I sat down to draw a week ago and was hunting through my old comic, and I wish that I had a comic I could just ink and not have to think out or pencil. Thankfully, I had left a page half-finished 2 and a half years ago, when I burned out. So I finished it and updated my webcomic.
Prior to that I was trying to recall what the chapter I was drawing was actually about. I laughed a little at my own dialog and writing, I recognized sequences that I liked. I saw pages where I was rushing things. Then I got to the final page which was blank except for the words "I quit" which I hastily uploaded when I was drawing the last page and then gave up. It felt to log back into my website via WinSCP and replace that last page with the real one.
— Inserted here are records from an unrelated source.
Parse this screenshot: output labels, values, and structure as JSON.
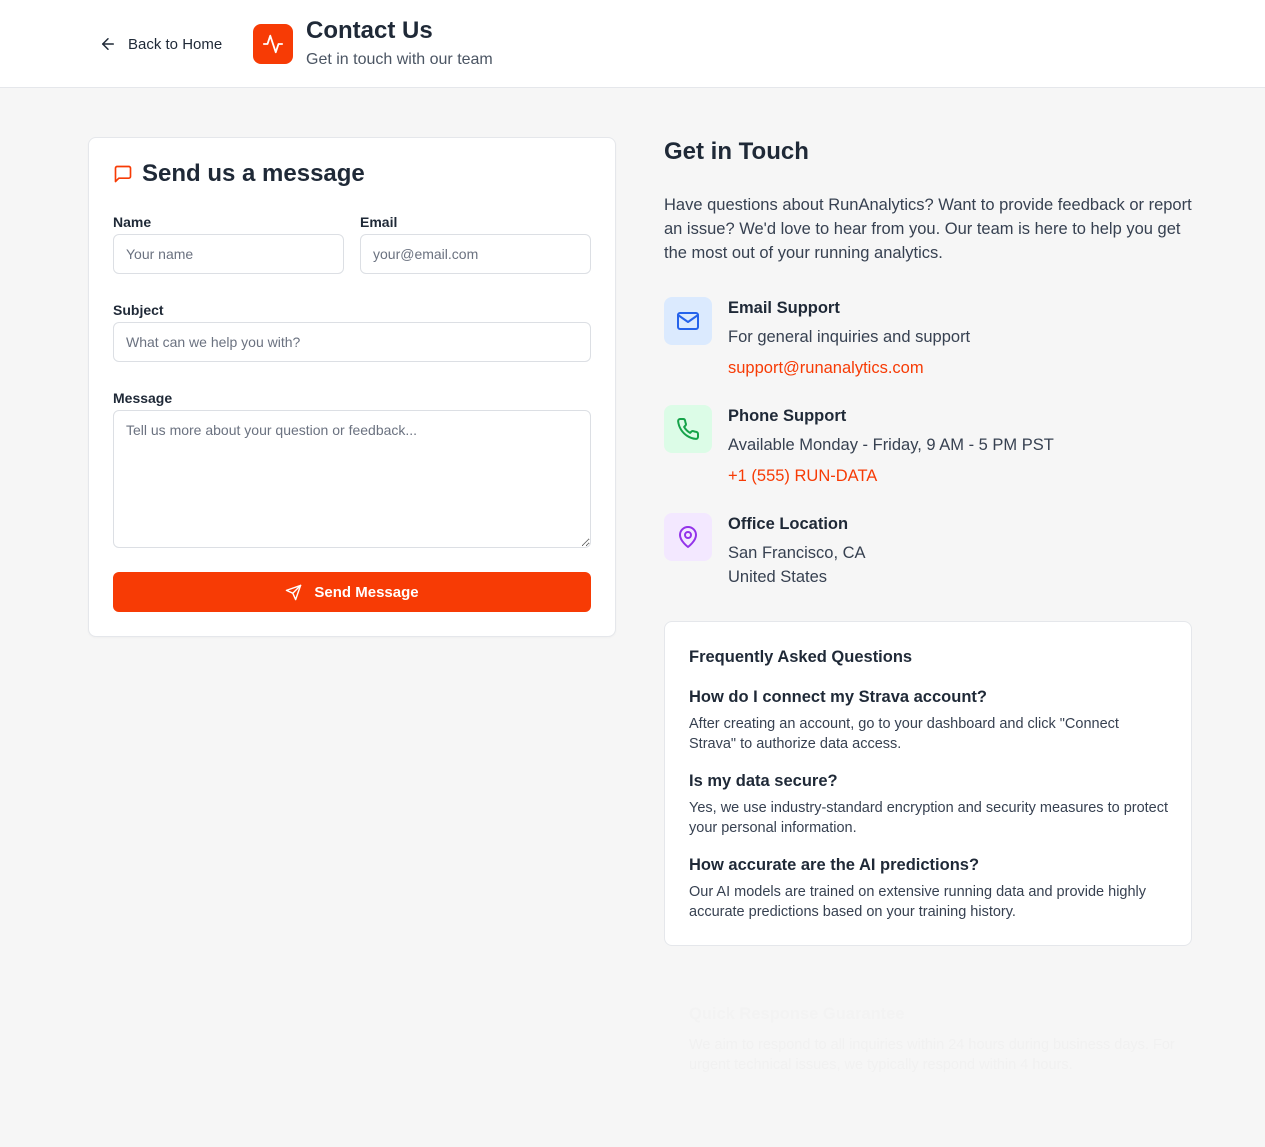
{
  "header": {
    "back_label": "Back to Home",
    "title": "Contact Us",
    "subtitle": "Get in touch with our team"
  },
  "form": {
    "title": "Send us a message",
    "name_label": "Name",
    "name_placeholder": "Your name",
    "email_label": "Email",
    "email_placeholder": "your@email.com",
    "subject_label": "Subject",
    "subject_placeholder": "What can we help you with?",
    "message_label": "Message",
    "message_placeholder": "Tell us more about your question or feedback...",
    "submit_label": "Send Message"
  },
  "contact": {
    "title": "Get in Touch",
    "intro": "Have questions about RunAnalytics? Want to provide feedback or report an issue? We'd love to hear from you. Our team is here to help you get the most out of your running analytics.",
    "email": {
      "icon": "mail-icon",
      "title": "Email Support",
      "text": "For general inquiries and support",
      "link": "support@runanalytics.com"
    },
    "phone": {
      "icon": "phone-icon",
      "title": "Phone Support",
      "text": "Available Monday - Friday, 9 AM - 5 PM PST",
      "link": "+1 (555) RUN-DATA"
    },
    "office": {
      "icon": "map-pin-icon",
      "title": "Office Location",
      "line1": "San Francisco, CA",
      "line2": "United States"
    }
  },
  "faq": {
    "title": "Frequently Asked Questions",
    "items": [
      {
        "q": "How do I connect my Strava account?",
        "a": "After creating an account, go to your dashboard and click \"Connect Strava\" to authorize data access."
      },
      {
        "q": "Is my data secure?",
        "a": "Yes, we use industry-standard encryption and security measures to protect your personal information."
      },
      {
        "q": "How accurate are the AI predictions?",
        "a": "Our AI models are trained on extensive running data and provide highly accurate predictions based on your training history."
      }
    ]
  },
  "guarantee": {
    "title": "Quick Response Guarantee",
    "text": "We aim to respond to all inquiries within 24 hours during business days. For urgent technical issues, we typically respond within 4 hours."
  },
  "colors": {
    "accent": "#f73b05",
    "page_bg": "#f6f6f6",
    "mail_icon_bg": "#dbeafe",
    "phone_icon_bg": "#dcfce7",
    "pin_icon_bg": "#f3e8ff"
  }
}
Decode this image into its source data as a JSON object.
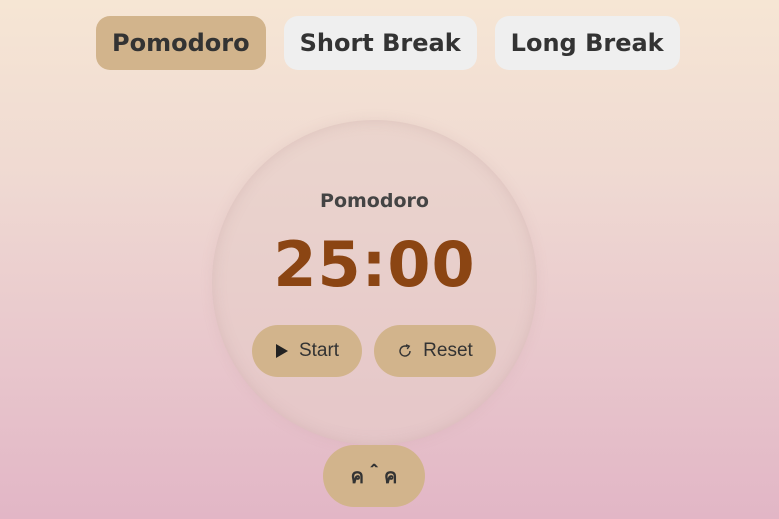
{
  "tabs": [
    {
      "label": "Pomodoro",
      "active": true
    },
    {
      "label": "Short Break",
      "active": false
    },
    {
      "label": "Long Break",
      "active": false
    }
  ],
  "timer": {
    "mode_label": "Pomodoro",
    "time": "25:00"
  },
  "controls": {
    "start_label": "Start",
    "start_icon": "play-icon",
    "reset_label": "Reset",
    "reset_icon": "refresh-icon"
  },
  "extra_button": {
    "label": "ค＾ค"
  },
  "colors": {
    "accent": "#d2b48c",
    "inactive_tab": "#efefef",
    "time_text": "#8b4513",
    "text": "#333333"
  }
}
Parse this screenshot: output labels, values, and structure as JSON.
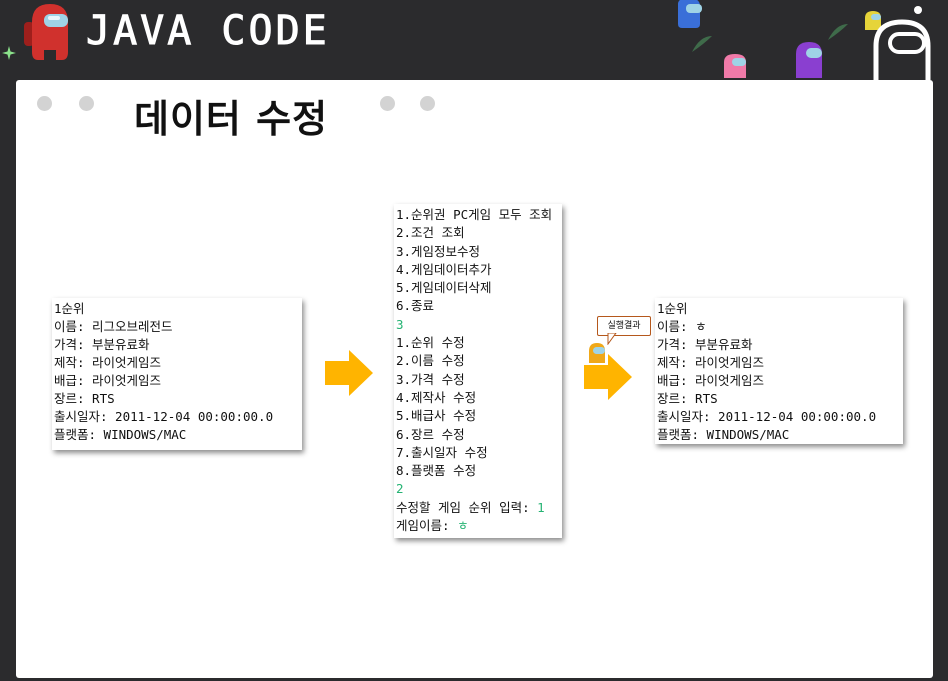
{
  "header": {
    "brand": "JAVA CODE"
  },
  "slide": {
    "title": "데이터 수정"
  },
  "console_before": {
    "lines": [
      "1순위",
      "이름: 리그오브레전드",
      "가격: 부분유료화",
      "제작: 라이엇게임즈",
      "배급: 라이엇게임즈",
      "장르: RTS",
      "출시일자: 2011-12-04 00:00:00.0",
      "플랫폼: WINDOWS/MAC"
    ]
  },
  "console_menu": {
    "lines": [
      "1.순위권 PC게임 모두 조회",
      "2.조건 조회",
      "3.게임정보수정",
      "4.게임데이터추가",
      "5.게임데이터삭제",
      "6.종료"
    ],
    "input1": "3",
    "edit_lines": [
      "1.순위 수정",
      "2.이름 수정",
      "3.가격 수정",
      "4.제작사 수정",
      "5.배급사 수정",
      "6.장르 수정",
      "7.출시일자 수정",
      "8.플랫폼 수정"
    ],
    "input2": "2",
    "prompt_rank": "수정할 게임 순위 입력: ",
    "input_rank": "1",
    "prompt_name": "게임이름: ",
    "input_name": "ㅎ"
  },
  "callout": {
    "label": "실행결과"
  },
  "console_after": {
    "rank": "1순위",
    "name_label": "이름: ",
    "name_value": "ㅎ",
    "lines": [
      "가격: 부분유료화",
      "제작: 라이엇게임즈",
      "배급: 라이엇게임즈",
      "장르: RTS",
      "출시일자: 2011-12-04 00:00:00.0",
      "플랫폼: WINDOWS/MAC"
    ]
  },
  "colors": {
    "background": "#2b2b2d",
    "arrow": "#ffb400",
    "console_input": "#25b373",
    "crewmate_red": "#d0312d"
  },
  "icons": [
    "crewmate-red-icon",
    "crewmate-blue-icon",
    "crewmate-purple-icon",
    "crewmate-pink-icon",
    "crewmate-yellow-icon",
    "crewmate-white-outline-icon"
  ]
}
In reading my last chapter I think I want to change 2 things: I want to spend more time on each page so that it doesn't look rushed. I also want to write an actual script and have an actual arc instead of this vauge action sequences that I end up making. I'd also like to slightly redesign the characters so that they're easier to tell apart.
I found I'm still a little burned out. I started penciling a new page and I don't have a script, and I've struggled on what to even draw on the second panel. And even though I have the time and energy to draw there isn't inspiration. I have drawn this desert convertable so much that I'm tired of it, a problem Akira Toriyama ran into drawing the tank for Sand Land.
I am facing the reality of replacing the Surface Pro 3. It's over 10 years old. The battery lasts 3 hours. The charger's cable is frayed enough that I have it ziptied in place so that it works. The keyboard cover's mouse click no longer works. Unfortunatley the only replacement is going to be an Ipad with a Pencil Pro, because I want something I can take to a coffee shop and draw on. I've tried separate wacom tablets on my laptop and the experience is not the same.
Webcomics are a very strange hobby in that you spend a lot of time on something nobody really reads and I kept at it because having characters come to live and "live" through something was a reward in and of itself. Or rather it has to be, because nobody reads a webcomic - usually.